Given the high incidence of sudden death in patients with chronic heart failure (CHF) and the efficacy of implantable cardioverter-defibrillators, an appropriate tool for the prediction of sudden death is desirable. B-type natriuretic peptide (BNP) has prognostic significance in CHF, and the stimuli for its production cause electrophysiological abnormalities. This study tests BNP levels as a predictor of sudden death.

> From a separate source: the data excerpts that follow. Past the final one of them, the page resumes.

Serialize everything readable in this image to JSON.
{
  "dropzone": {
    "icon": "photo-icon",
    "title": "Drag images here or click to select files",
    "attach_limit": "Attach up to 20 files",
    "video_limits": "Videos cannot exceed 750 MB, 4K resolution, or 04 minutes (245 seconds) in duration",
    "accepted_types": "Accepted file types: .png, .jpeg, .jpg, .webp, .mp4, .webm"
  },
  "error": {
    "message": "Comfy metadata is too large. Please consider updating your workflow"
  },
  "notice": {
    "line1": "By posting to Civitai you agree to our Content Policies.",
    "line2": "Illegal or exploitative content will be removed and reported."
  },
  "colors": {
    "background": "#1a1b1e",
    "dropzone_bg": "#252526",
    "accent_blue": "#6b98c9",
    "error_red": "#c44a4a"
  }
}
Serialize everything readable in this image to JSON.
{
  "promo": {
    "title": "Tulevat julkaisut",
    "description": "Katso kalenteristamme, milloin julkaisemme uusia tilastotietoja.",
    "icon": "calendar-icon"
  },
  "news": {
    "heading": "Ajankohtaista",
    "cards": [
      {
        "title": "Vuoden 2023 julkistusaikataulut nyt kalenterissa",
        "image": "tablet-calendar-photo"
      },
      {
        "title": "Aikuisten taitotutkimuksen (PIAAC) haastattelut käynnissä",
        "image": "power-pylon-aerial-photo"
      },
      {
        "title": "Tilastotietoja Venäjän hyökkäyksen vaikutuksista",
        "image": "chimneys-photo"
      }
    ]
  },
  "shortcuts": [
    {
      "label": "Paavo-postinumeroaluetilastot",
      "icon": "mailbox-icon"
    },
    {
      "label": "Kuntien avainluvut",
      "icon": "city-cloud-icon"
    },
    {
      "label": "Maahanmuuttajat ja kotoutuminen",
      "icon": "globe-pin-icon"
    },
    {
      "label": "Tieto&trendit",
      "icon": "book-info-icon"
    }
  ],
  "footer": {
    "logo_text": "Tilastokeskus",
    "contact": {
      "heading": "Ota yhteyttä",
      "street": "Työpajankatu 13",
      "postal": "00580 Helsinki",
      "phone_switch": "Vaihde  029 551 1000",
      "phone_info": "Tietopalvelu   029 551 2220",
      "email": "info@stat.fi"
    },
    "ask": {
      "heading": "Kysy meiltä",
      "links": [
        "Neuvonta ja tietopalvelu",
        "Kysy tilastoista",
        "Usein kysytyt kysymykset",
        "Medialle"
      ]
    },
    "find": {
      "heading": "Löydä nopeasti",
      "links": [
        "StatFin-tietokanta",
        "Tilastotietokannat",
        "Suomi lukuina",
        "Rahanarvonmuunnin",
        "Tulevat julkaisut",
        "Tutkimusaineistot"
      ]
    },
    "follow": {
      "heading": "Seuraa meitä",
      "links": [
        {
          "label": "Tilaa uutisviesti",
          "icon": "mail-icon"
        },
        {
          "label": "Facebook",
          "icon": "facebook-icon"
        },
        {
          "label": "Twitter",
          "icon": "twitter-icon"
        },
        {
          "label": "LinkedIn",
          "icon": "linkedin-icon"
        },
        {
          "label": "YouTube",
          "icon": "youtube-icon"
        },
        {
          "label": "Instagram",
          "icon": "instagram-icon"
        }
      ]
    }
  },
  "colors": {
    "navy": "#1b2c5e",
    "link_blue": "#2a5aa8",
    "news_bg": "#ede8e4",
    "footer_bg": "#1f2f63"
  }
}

BNP levels, in addition to other neurohormonal, clinical, and hemodynamic variables, were obtained from 452 patients with a left ventricular ejection fraction (LVEF) < or =35%. For prediction of sudden death, only survivors without heart transplantation (HTx) or a mechanical assist device and patients who died suddenly were analyzed. Up to 3 years, 293 patients survived without HTx or a mechanical assist device, 89 patients died, and 65 patients underwent HTx. Mode of death was sudden in 44 patients (49%), whereas 31 patients (35%) had pump failure and 14 patients (16%) died from other causes. Univariate risk factors of sudden death were log BNP (P=0.0006), log N-terminal atrial natriuretic peptide (P=0.003), LVEF (P=0.005), log N-terminal BNP (P=0.006), systolic blood pressure (P=0.01), big endothelin (P=0.03), and NYHA class (P=0.04). In the multivariate model, log BNP level was the only independent predictor of sudden death (P=0.0006). Using a cutoff point of log BNP <2.11 (130 pg/mL), Kaplan-Meier sudden death-free survival rates were significantly higher in patients below (99%) compared with patients above (81%) this cutoff point (P=0.0001).


BNP levels are a strong, independent predictor of sudden death in patients with CHF.